光のもとでⅠ
「いや、そういうんじゃなくて……」
「もしかして会社辞めるとかその手のことかっ!?」
 いやいやいやいや……。
「違うから……」
 すると父さんは胸を撫で下ろした。
「それでなんなの?」
 と、面白そうに訊いてくるのは紅子さん……。
 うちで紅子さんを母さんと呼ぼうものなら怒られる。外で呼ぼうものなら美しく微笑まれる。
 そろそろ母親の自覚を持っていただきたい。いや、しっかり母親業はこなしているし、母さんなんだけど、どうにも「お母さん」と呼ばれるのが嫌らしい。
 紅子さん曰く、「一気に老けた気がするのよ」らしい。ゆえに、子どもや姪甥にも「紅子さん」と呼ぶことを徹底させている。
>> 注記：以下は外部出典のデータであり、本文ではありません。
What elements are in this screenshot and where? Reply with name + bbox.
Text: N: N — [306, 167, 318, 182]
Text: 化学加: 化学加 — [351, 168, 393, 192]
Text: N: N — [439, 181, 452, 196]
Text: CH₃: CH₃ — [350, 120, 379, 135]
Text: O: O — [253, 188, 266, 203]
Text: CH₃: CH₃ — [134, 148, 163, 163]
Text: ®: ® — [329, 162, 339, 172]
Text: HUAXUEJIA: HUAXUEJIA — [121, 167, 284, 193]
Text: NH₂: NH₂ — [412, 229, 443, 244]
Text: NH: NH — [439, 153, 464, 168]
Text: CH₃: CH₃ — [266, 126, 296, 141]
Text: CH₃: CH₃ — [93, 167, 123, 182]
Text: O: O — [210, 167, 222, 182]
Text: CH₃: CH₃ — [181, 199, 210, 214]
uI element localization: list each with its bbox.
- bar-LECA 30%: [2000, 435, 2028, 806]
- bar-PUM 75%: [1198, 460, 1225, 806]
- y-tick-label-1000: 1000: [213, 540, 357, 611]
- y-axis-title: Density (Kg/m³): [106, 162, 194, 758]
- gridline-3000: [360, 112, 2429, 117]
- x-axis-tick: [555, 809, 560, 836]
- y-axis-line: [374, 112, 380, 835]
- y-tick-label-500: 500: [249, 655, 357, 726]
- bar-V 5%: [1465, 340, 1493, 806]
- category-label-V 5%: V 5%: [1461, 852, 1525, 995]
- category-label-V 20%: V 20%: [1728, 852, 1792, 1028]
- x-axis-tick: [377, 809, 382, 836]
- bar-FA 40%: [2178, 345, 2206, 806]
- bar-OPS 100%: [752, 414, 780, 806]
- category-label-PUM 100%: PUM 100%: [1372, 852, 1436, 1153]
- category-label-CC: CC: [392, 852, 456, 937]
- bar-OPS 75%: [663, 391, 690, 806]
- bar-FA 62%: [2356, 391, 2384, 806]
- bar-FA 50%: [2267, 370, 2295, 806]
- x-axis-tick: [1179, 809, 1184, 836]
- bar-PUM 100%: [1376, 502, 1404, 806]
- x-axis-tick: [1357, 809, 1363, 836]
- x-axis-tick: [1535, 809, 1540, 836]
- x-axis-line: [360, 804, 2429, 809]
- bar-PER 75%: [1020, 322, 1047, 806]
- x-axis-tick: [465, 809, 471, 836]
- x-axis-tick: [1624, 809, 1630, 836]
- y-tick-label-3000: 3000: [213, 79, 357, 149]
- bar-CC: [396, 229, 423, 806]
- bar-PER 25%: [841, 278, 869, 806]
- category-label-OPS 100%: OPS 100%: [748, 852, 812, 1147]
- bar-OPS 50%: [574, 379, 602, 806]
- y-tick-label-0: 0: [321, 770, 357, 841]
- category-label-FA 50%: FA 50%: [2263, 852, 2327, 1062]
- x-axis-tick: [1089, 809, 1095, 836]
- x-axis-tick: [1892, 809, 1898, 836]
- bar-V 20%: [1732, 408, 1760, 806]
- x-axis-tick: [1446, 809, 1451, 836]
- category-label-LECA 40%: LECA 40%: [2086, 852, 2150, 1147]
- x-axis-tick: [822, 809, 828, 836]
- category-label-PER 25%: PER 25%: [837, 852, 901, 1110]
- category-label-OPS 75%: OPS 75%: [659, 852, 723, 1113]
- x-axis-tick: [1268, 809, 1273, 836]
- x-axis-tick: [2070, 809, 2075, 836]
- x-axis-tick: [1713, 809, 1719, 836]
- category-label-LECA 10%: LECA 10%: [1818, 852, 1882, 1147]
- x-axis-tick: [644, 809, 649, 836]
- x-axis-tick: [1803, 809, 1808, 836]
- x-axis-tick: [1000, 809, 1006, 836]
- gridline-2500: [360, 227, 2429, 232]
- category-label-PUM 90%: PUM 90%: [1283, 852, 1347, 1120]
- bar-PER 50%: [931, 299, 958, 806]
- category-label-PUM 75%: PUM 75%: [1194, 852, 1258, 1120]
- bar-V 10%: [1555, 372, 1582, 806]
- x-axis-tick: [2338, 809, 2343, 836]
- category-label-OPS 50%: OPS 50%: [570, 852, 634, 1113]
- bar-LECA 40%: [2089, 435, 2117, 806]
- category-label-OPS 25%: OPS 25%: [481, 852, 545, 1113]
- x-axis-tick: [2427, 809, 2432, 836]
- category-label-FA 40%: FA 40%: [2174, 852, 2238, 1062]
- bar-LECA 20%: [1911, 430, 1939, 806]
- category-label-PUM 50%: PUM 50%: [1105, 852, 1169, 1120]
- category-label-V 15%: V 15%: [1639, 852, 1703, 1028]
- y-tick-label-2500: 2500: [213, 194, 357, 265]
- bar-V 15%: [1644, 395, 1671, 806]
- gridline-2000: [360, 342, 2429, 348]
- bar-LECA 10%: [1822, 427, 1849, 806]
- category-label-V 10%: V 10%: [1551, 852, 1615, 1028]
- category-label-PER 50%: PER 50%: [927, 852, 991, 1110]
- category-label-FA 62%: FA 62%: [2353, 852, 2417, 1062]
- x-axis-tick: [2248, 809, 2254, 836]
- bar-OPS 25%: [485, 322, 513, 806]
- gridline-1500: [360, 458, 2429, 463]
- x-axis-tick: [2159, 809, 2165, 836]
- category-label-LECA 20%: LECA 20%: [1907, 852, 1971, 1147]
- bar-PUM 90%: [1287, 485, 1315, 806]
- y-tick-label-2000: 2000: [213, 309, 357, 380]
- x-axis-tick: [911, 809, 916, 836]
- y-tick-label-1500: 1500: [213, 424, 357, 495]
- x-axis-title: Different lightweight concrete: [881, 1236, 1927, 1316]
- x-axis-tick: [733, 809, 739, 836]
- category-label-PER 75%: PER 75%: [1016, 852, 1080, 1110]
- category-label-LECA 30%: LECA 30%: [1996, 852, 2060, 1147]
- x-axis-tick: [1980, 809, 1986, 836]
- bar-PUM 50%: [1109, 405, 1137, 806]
それが浸透していることもあり、俺たちも紅子さんのお姉さんにあたる人のことは「真白(ましろ)さん」と呼び、決して伯母さんと呼ぶことはない。
 紅子さんは落ち着きのない末っ子で、真白さんはおとなしく楚々とした感じの人。
 真白さんと涼(りょう)さんの子どもが司と楓くんっていうのはわかるけど、湊ちゃんはイレギュラーだと思う。どうして性格面だけでも真白さんに似なかったのか……。
 うちに関していうならば、この両親にしてこの子あり――感満載。